100 years ago in Spokane: Chronicle editorial board endorses North Idaho joining Washington

On March 8, 1921, the editorial board of the Spokane Daily Chronicle called for North Idaho to join Washington state, instead of the creation of a new state called “Lincoln” that would include just Eastern Washington and North Idaho.
By Jim Kershner The Spokesman-Review

The Spokane Daily Chronicle editorial page offered an alternative to the proposed new state of Lincoln.

Instead of merging Eastern Washington and North Idaho into a new state, the Chronicle suggested that North Idaho simply become part of Washington.

People in Spokane “have a high regard and strong sympathy for their neighbors of northern Idaho” and would be “pleased to have its sturdy and energetic people linked with them in one great state.” It would greatly expand the wealth and population of Washington.

The Chronicle noted that Eastern Washington had little appetite for seceding from the rest of Washington.
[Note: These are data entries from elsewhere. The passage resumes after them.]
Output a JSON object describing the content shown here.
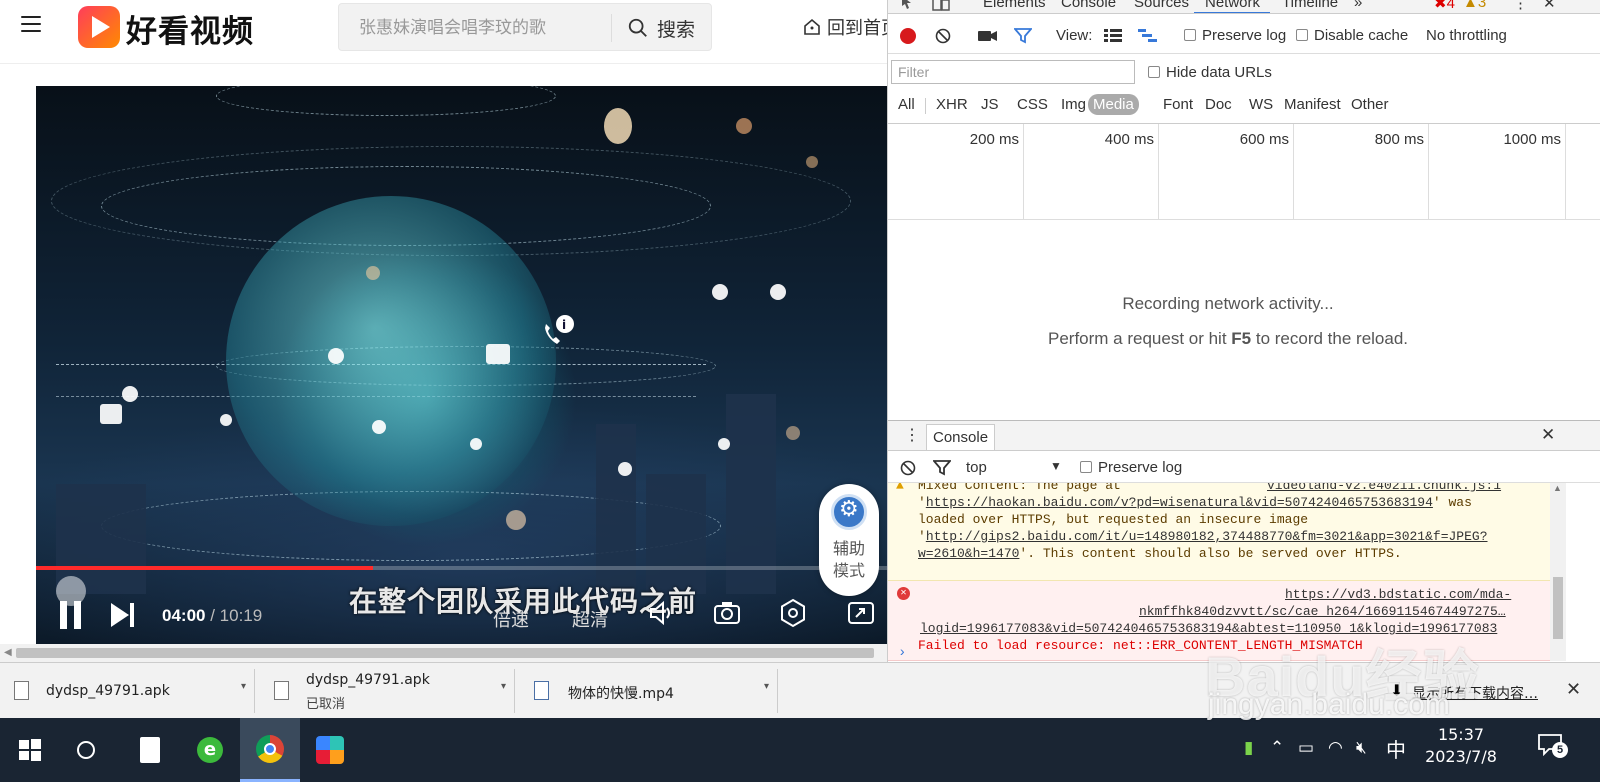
{
  "site": {
    "logo_text": "好看视频",
    "search_placeholder": "张惠妹演唱会唱李玟的歌",
    "search_button": "搜索",
    "home_link": "回到首页"
  },
  "video": {
    "subtitle": "在整个团队采用此代码之前",
    "current_time": "04:00",
    "separator": " / ",
    "total_time": "10:19",
    "progress": 0.39,
    "speed_label": "倍速",
    "quality_label": "超清",
    "assist_label": "辅助\n模式"
  },
  "devtools": {
    "tabs": [
      "Elements",
      "Console",
      "Sources",
      "Network",
      "Timeline"
    ],
    "active_tab": "Network",
    "overflow": "»",
    "error_count": "4",
    "warning_count": "3",
    "view_label": "View:",
    "preserve_log": "Preserve log",
    "disable_cache": "Disable cache",
    "throttling": "No throttling",
    "filter_placeholder": "Filter",
    "hide_data_urls": "Hide data URLs",
    "type_filters": [
      "All",
      "XHR",
      "JS",
      "CSS",
      "Img",
      "Media",
      "Font",
      "Doc",
      "WS",
      "Manifest",
      "Other"
    ],
    "active_type": "Media",
    "timeline_ticks": [
      "200 ms",
      "400 ms",
      "600 ms",
      "800 ms",
      "1000 ms"
    ],
    "empty_title": "Recording network activity...",
    "empty_hint_pre": "Perform a request or hit ",
    "empty_hint_key": "F5",
    "empty_hint_post": " to record the reload."
  },
  "console": {
    "tab_label": "Console",
    "context": "top",
    "preserve_log": "Preserve log",
    "warning": {
      "line0": "Mixed Content: The page at",
      "source": "videoland-v2.e40211.chunk.js:1",
      "line1_url": "https://haokan.baidu.com/v?pd=wisenatural&vid=5074240465753683194",
      "line1_post": "' was",
      "line2": "loaded over HTTPS, but requested an insecure image",
      "line3_url": "http://gips2.baidu.com/it/u=148980182,374488770&fm=3021&app=3021&f=JPEG?",
      "line4_url": "w=2610&h=1470",
      "line4_post": "'. This content should also be served over HTTPS."
    },
    "error": {
      "line1_url": "https://vd3.bdstatic.com/mda-",
      "line2_url": "nkmffhk840dzvvtt/sc/cae_h264/16691154674497275…",
      "line3_url": "logid=1996177083&vid=5074240465753683194&abtest=110950_1&klogid=1996177083",
      "line4": "Failed to load resource: net::ERR_CONTENT_LENGTH_MISMATCH"
    },
    "prompt": "›"
  },
  "downloads": {
    "items": [
      {
        "name": "dydsp_49791.apk",
        "status": ""
      },
      {
        "name": "dydsp_49791.apk",
        "status": "已取消"
      },
      {
        "name": "物体的快慢.mp4",
        "status": ""
      }
    ],
    "show_all": "显示所有下载内容…",
    "close": "✕"
  },
  "taskbar": {
    "time": "15:37",
    "date": "2023/7/8",
    "ime": "中",
    "notifications": "5"
  },
  "watermark": {
    "brand": "Baidu经验",
    "url": "jingyan.baidu.com"
  },
  "colors": {
    "progress_red": "#ff2a2a",
    "devtools_accent": "#3879d9",
    "record_red": "#d7191c",
    "taskbar_bg": "#1a2533"
  }
}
Eastern and Western Washington “have their differences,” said the editors, but the ties that bind them together are “many and strong.”

From the bee beat: Several residents of Walla Walla complained that bees were being “permitted to roam at large within the city limits.”

They alleged that bees were a nuisance and the beekeepers were violating the anti-nuisance ordinance. This was a law usually aimed at farm animals and unleashed pets. Left unanswered was the question of how to leash a bee.

The mayor was taking the issue under advisement.